Monday, September 12, 2011

Dallas does...Hours 13-17

I am being haunted by the letter S.
Silence.
Starvation.
Sleepiness.
My silence is making it impossible for me to go order food at the campus cafeteria...and I'm too stubborn to walk home and make an omelette because I know that would lead to me taking a nap instead of doing the hours of homework that should be accomplished today.
So here I am writing an update to try to kick my mind out if its early-afternoon hibernation.
The worst part by far of this vow (at least, the worst part in the first 17 hours) was the walk to campus with my roommate. Everyone should walk alongside someone for a good 15 minutes in total silence to know just how agonizing it can be.
Okay, maybe I'm being overdramatic. But that's because I've always hated silence. I'm that person who starts telling pointless stories just to fill minuscule gaps in conversations. And this my friends, is why I'm plagued by poor performance on both telephone interviews and first dates.
Beyond forcing myself into a much-needed hiatus from social media, I undertook this vow of silence as a way to try to make peace with crickets chirping, if you will. I think it's an important skill to have to be able to be in the same room with other people without the need to continuously shoot the breeze.
But boy do I want to shoot the breeze right now.
I'm sitting on the top floor of our Union, attempting to be productive, but mostly just dozing off while reading Donne poetry and listening enviously as the person behind me receives constant Facebook chat 'new message' notifications.
It's been an interesting morning overall.

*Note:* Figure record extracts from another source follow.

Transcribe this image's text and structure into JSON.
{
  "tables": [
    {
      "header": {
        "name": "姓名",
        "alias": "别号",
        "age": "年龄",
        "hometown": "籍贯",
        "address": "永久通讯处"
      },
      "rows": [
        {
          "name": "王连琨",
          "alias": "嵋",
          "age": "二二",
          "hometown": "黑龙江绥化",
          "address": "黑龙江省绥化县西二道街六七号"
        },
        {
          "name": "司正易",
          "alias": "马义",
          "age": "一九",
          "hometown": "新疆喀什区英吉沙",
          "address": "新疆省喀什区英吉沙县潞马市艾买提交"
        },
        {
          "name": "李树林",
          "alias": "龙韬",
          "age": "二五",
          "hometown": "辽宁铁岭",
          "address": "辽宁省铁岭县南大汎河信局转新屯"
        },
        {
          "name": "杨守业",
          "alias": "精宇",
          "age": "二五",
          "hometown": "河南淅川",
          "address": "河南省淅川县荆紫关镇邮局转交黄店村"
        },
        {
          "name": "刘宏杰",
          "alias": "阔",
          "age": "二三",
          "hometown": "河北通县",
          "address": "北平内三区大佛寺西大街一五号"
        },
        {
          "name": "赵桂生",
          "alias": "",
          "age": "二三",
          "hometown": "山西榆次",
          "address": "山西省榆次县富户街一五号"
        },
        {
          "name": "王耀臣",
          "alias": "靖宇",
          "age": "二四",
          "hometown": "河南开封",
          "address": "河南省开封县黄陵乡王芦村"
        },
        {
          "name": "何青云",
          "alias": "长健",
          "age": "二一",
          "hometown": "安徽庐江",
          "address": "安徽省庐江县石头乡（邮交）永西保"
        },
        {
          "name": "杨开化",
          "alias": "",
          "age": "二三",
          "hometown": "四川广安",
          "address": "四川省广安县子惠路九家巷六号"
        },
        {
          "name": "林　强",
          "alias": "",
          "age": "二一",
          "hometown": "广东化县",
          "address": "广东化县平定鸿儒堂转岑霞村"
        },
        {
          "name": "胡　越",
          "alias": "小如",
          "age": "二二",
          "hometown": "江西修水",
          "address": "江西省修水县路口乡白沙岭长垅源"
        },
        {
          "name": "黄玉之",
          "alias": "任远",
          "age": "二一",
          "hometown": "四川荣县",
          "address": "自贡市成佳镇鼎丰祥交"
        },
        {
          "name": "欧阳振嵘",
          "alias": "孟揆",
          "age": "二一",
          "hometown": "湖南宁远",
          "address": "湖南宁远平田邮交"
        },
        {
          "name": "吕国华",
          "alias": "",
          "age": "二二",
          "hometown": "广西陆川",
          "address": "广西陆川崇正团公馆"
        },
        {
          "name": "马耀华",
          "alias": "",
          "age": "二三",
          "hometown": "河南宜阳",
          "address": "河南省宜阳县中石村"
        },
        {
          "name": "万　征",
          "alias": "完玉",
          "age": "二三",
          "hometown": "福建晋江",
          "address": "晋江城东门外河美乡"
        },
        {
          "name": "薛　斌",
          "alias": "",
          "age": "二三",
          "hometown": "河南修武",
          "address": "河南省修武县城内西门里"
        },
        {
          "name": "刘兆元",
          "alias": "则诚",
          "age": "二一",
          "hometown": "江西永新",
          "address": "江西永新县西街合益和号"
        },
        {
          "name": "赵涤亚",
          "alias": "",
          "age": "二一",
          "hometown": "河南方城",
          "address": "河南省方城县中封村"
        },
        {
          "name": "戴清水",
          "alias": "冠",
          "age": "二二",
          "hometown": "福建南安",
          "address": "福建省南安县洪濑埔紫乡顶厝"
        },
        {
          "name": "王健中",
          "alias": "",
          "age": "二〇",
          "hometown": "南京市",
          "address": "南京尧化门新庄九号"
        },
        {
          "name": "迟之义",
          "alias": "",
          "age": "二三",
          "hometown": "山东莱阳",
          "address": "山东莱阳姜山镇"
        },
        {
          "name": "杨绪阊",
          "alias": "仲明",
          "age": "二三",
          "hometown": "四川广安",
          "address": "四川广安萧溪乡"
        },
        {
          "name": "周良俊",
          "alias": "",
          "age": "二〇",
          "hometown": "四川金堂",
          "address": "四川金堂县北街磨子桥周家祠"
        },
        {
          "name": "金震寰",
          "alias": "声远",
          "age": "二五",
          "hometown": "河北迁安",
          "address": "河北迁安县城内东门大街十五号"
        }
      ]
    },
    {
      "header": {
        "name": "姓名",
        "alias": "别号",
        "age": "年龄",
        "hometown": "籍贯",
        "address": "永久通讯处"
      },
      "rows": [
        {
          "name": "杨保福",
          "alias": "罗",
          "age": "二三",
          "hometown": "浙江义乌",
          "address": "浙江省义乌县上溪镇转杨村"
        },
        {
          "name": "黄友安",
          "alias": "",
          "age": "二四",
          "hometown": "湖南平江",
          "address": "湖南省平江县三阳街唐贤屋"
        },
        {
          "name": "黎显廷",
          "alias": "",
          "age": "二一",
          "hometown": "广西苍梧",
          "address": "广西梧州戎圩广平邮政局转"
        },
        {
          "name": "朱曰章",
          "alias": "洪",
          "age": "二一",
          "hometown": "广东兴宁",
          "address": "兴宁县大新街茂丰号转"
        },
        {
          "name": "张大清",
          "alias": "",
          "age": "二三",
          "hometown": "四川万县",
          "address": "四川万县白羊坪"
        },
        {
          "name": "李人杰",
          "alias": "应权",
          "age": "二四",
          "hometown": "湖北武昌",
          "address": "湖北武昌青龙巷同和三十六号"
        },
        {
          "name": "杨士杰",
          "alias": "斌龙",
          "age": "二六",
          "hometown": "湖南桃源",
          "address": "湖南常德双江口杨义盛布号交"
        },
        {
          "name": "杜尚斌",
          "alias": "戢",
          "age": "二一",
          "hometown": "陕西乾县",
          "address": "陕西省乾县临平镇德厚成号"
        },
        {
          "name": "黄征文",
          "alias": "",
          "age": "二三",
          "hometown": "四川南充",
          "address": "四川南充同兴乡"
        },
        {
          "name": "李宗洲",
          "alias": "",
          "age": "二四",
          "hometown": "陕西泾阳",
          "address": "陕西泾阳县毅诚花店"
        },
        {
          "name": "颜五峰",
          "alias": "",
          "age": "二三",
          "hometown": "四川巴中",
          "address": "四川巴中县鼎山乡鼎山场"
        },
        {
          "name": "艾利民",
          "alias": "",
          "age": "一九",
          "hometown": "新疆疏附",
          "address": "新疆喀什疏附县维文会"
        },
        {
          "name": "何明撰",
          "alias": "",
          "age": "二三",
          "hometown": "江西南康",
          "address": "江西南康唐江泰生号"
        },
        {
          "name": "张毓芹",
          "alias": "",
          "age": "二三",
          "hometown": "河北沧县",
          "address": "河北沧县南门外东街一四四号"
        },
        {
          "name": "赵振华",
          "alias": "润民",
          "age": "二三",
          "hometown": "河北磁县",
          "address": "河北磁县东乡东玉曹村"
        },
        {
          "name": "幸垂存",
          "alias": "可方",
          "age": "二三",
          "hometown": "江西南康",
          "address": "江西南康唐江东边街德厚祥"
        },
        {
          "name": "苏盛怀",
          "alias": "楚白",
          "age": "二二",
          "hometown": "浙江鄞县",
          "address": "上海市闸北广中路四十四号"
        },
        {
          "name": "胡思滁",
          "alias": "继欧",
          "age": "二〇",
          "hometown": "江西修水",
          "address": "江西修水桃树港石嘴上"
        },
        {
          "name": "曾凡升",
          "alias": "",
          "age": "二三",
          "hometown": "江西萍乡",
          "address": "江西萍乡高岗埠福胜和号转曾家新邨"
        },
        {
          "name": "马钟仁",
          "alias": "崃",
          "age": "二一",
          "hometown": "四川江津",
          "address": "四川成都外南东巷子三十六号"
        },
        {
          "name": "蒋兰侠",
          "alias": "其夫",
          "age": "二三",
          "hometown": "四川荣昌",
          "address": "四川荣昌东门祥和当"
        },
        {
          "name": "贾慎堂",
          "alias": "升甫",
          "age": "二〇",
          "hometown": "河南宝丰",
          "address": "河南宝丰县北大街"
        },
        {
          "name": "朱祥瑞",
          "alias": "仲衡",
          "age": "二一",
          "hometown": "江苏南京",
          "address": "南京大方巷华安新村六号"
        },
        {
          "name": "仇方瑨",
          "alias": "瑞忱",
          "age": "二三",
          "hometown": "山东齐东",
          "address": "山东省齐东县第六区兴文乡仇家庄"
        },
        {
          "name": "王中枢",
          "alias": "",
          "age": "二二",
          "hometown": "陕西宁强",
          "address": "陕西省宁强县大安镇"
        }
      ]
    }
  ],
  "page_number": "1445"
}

I find myself shuffling along looking at cracks in the sidewalk, as I have become convinced that even a slight second of eye contact will allow someone walking past to draw me into conversation.
I completed my social outcast vibe by sitting in the very back of the lecture hall for my morning class, which, as it turns out, is home to people who carry on conversations as if they are eating lunch at Panera instead of sitting in the glow of a professor's Powerpoint presentation.
I continue to find value in shrinking my communication universe to one, but am beyond thrilled that this project only lasts 36 hours. It's mesmerizing to me that a true ascetic can sentence themselves to an austerity of silence that lasts 12 years. 12 years!! And here I am complaining about all the life-changing events that I could be missing in just a day and a half...
I doubt any single Facebook notification or text message deserves to be missed as much as I miss it right now.
And that's the real problem. Little red numbers in the top left of our profile and vibrations from our phone have come to be the building blocks of communication instead of sentences spoken aloud. I still don't think that these things will be the ruination of my generation...but they definitely do distract us from the life that's passing us by outside of computer screens and lcd monitors.
And so my goal for the second half of my silence is to stop missing what I've left behind and embrace this opportunity to explore the aspects of this vow that I won't ever relive. I gave up talking, not listening.

Peace, love and personal growth,
Kels.

*Best story that I can't yet share....
In lecture, my friend was eating some dry cereal while the professor began his lecture. It wasn't anything too crunchy like carrots, but it was definitely creating an audible chewing sound. And that, coupled with the crinkling of the cereal box's bag, was enough to drive the boy in front of us crazy. What I wouldn't have given to poke her and share what I saw him type on his computer screen which was, in all caps, ARE YOU DONE EATING. You just gotta love passive aggressives.